Right now, I’m reading the 10th anniversary edition of American Gods, by Neil Gaiman, and I can’t believe it’s taken me this long to read it! This is the 3rd Gaiman book I’ve read—Neverwhere and Ocean at the End of the Lane being the others—and our family’s bookshelves hold a few more titles for me to dig into once I’m done with this one (and it’s a long book, so it will be a while). I’ve also watched Coraline or Stardust as movies before I realized they were Gaiman stories.
One of the things I love about Neil Gaiman is that he keeps a journal at his blog, and he’s pretty candid in it. There, he dismisses the fact that he’s some big named author, and he talks directly to his audience, and his audience talks back. There are no walls between his audience and him, which is pretty admirable for someone of his status.
Back when he wrote American Gods, he journaled the publishing process as he went through it. What makes this the most interesting is that he still hadn’t reached global acclaim as an author. He’d had a few literary successes, but none of it compared to the success he was about to see with American Gods. These blog entries still exist on his blog, showing an inside look at what was going through his mind in those early days.
This is what I love about this blog, and what I try to do here—kind of. I’m no Neil Gaiman (I’d love to be half the writer he is), but I’d like to think that this blog will one day be a record of what it was like before I was a successful bestselling author, and then continue to be a gateway between me and readers. Admittedly, I find it hard to write here when I’m in the middle of a book project, which is why there is a lot of space between entries.

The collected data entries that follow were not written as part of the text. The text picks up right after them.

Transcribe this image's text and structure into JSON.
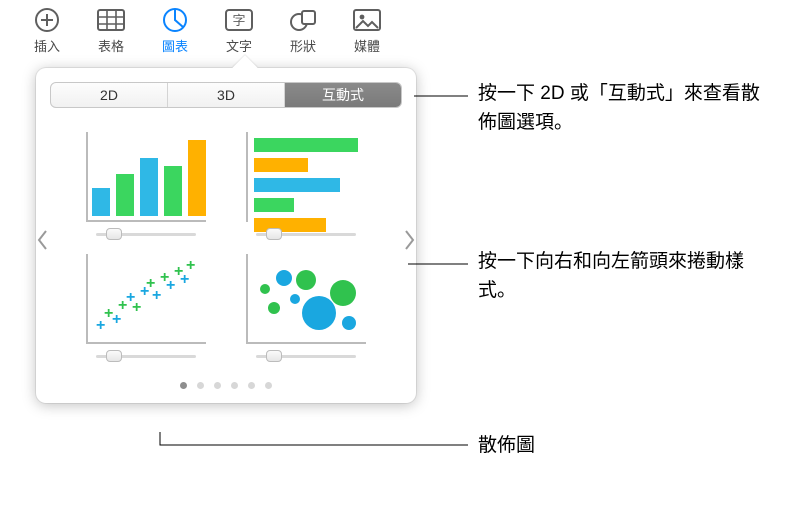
{
  "toolbar": {
    "insert": "插入",
    "table": "表格",
    "chart": "圖表",
    "text": "文字",
    "shape": "形狀",
    "media": "媒體"
  },
  "tabs": {
    "tab2d": "2D",
    "tab3d": "3D",
    "interactive": "互動式"
  },
  "callouts": {
    "tabs_hint": "按一下 2D 或「互動式」來查看散佈圖選項。",
    "arrows_hint": "按一下向右和向左箭頭來捲動樣式。",
    "scatter_label": "散佈圖"
  },
  "chart_types": {
    "bar": "直條圖",
    "hbar": "橫條圖",
    "scatter": "散佈圖",
    "bubble": "泡泡圖"
  },
  "page_dots": {
    "count": 6,
    "active": 0
  }
}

Gaiman mentioned in his own blog that he didn’t start publicly journaling about American Gods until he was into the publishing process because most of his entries would go back and forth between “This is the best thing I’ve ever written” to “This is pure and utter crap.”
And ain’t that the truth?
I keep a personal journal so that I don’t have to subject any of you to my schizophrenic way of thinking about my books. Right now, I’m in the editing phase of book 2 of The Road to Hope series, and I’m really struggling with it. My journal is filled with the same kind of sentiments in my book that Gaiman mentions—thinking it’s both brilliant and terrible, sometimes in the same journal entries.
But that’s the reality of being an author. These books are both brilliant and terrible. As Gaiman said (quoting the poet and author Randall Jarrel), “a novel can best be defined as a long piece of prose with something wrong with it.” There are hopes and dreams we have for these books before and during the writing process, and often we just can’t realize all of those hopes and dreams in the final product.
So I’ll keep chugging along with editing book 2, and then I’ll move on to book 3. And along the way I’ll continue reading brilliant authors like Neil Gaiman so that I’ll be inspired to always strive to be a better writer.